- Supreme Court of the United States

Argued April 19, 2000 Decided June 12, 2000
- Full case name: Carter v. United States
- Citations: 530 U.S. 255 (more)

Court membership
- Chief Justice William Rehnquist Associate Justices John P. Stevens · Sandra Day O'Connor Antonin Scalia · Anthony Kennedy David Souter · Clarence Thomas Ruth Bader Ginsburg · Stephen Breyer

Case opinions
- Majority: Thomas, joined by Rehnquist, O'Connor, Scalia, Kennedy
- Dissent: Ginsburg, joined by Stevens, Souter, Breyer

= Carter v. United States (2000) =

2000 US Supreme Court case

Carter v. United States, 530 U.S. 255 (2000), is a United States Supreme Court case in which the Court held, 5–4, that a defendant charged with robbery under 18 USC § 2113(a) was not entitled to a jury instruction to consider the lesser offense of larceny under 18 USC § 2113(b).

==Background==
In 1997, Floyd J. Carter entered a bank unarmed, removed nearly $16,000, and fled the scene. In the process, Carter pushed one customer and startled others. Carter was charged with federal bank robbery under 18 USC § 2113(a), which punishes anyone who "by force and violence, or by intimidation, takes... any... thing of value [from a] bank." Carter pleaded not guilty on the grounds that he had not used any force, violence, or intimidation to deprive the bank of its money. Carter's defense asked the District Court to instruct the jury to consider whether Carter committed the lesser crime of federal bank larceny under 18 U.S.C. § 2113(b), which provides "[w]hoever takes and carries away, with intent to steal or purloin, any... thing of value exceeding $1,000 [from a]... bank." The District Court denied the motion and the jury returned a guilty verdict on the count of robbery. The Third Circuit Court of Appeals affirmed the judgment, and the Supreme Court granted certiorari.

==Opinion of the Court==
Justice Thomas delivered the opinion for the majority. The majority applied Rule 31(c) of the Federal Rules of Criminal Procedure to require a defendant requesting a jury instruction of a lesser offense to prove that the elements of the lesser offense are a subset of the elements of the charged offense. The Court evaluated whether the elements of the crime of larceny under § 2113(b) were a subset of the elements of robbery under § 2113(a). The Court found several elements of larceny ("with intent to steal or purloin," "tak[e] and carr[y] away" and "value exceeding $1,000") that were not elements of robbery. The opinion relied on the legislative history of § 2113(a), which was revised in 1948 to delete the word 'feloniously'. The majority interpreted that deletion as the removal of the intent requirement, and found similar Congressional intent in the "take" and value elements under § 2133(b). Carter argued that Congress intended for § 2113(b) to be a lesser crime of § 2113(a) because § 2113(c) applied only whenever § 2113(b) was violated and the Court rejected this argument.

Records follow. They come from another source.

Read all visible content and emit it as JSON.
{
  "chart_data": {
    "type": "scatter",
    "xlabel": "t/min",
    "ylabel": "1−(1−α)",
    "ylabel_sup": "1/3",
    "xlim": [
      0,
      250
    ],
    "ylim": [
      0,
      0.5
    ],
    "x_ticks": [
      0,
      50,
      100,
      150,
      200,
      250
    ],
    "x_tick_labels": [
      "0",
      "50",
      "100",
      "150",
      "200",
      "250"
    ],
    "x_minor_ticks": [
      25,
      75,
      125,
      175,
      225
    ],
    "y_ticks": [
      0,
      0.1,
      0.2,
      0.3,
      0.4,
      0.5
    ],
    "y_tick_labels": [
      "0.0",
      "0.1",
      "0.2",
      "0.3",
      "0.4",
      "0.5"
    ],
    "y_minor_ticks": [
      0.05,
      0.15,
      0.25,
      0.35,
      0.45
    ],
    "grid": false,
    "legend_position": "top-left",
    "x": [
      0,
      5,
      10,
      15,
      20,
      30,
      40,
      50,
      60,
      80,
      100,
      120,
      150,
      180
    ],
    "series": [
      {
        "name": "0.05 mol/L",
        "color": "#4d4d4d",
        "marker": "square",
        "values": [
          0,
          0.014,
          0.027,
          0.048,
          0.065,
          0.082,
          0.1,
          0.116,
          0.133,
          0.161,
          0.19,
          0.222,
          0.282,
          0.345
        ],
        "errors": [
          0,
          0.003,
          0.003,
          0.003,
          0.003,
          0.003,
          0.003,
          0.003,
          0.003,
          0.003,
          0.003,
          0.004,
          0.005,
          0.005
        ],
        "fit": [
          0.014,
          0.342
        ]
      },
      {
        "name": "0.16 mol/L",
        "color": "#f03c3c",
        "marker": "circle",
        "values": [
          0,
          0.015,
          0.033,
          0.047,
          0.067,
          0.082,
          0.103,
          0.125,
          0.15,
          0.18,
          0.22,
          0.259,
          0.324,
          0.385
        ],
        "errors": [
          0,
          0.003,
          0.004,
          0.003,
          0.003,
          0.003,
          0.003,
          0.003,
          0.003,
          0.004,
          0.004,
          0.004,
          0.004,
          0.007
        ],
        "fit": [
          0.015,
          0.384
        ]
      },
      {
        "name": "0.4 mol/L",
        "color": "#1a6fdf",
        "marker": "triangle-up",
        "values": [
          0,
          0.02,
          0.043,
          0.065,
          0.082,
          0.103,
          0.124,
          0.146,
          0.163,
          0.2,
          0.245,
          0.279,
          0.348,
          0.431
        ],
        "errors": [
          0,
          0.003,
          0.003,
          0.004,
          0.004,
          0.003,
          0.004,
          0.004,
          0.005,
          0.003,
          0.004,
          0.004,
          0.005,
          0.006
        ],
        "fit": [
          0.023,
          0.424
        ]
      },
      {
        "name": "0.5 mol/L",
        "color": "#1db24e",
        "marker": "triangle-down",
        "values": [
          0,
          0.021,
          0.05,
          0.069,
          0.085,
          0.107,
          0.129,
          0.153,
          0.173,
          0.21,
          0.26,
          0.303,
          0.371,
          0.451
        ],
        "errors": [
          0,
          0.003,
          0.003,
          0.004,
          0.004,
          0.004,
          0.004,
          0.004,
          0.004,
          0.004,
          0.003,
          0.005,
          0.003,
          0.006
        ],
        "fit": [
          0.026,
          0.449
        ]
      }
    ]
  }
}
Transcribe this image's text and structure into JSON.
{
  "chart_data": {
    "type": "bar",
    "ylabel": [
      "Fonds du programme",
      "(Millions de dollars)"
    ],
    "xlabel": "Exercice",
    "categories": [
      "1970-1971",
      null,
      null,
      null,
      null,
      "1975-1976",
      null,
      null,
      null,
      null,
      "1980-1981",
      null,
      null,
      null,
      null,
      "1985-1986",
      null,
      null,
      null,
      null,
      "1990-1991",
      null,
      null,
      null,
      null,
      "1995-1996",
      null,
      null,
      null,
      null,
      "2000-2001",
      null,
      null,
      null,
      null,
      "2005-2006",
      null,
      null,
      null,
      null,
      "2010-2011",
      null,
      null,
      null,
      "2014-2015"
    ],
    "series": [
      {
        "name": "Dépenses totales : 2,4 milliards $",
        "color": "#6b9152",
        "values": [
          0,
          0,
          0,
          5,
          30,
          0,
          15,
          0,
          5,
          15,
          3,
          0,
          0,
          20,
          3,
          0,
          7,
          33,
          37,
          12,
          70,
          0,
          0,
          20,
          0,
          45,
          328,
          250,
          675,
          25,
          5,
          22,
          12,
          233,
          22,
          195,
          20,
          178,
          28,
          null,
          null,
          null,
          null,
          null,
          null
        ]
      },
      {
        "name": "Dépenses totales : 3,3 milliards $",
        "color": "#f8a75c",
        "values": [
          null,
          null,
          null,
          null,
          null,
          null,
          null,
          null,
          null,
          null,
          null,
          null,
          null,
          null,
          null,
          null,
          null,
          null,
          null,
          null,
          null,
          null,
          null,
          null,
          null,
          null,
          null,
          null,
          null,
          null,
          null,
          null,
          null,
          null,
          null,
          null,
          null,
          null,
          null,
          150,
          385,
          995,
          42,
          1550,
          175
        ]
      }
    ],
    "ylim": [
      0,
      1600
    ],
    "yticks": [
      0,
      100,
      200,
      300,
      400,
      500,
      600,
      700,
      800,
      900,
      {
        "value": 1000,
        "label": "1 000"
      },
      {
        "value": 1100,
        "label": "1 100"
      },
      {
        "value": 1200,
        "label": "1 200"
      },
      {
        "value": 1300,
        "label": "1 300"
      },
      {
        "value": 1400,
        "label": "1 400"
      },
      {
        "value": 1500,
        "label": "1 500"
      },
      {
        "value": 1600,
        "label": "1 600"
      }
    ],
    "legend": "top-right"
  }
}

The Court declined to apply a less rigid test to determine whether § 2113(b) was a lesser offense, citing its prior holding in Schmuck v. United States. The majority also rejected a common law interpretation of the statutes, holding that Congress had not appropriated common law terms in the statute but had instead defined the crimes expressly.
Justice Ginsburg, with Stevens, Souter, and Breyer, dissented from the opinion. The dissent cited the common law influence on the statute in question as well as the preceding laws in its development as indication that Congress intended § 2133(b) to be a lesser offense.

==Impact==
The Carter opinion showed that the Court was willing to abandon common law interpretation principles for some federal statutes or statutory provisions by asserting that "a 'cluster of ideas' from the common law should be imported into statutory text only when Congress employs a common-law term". This opinion was a further rejection of the idea that federal legislation is written with a "common law background." The decision can also be characterized as a more textualist approach to statutory interpretation.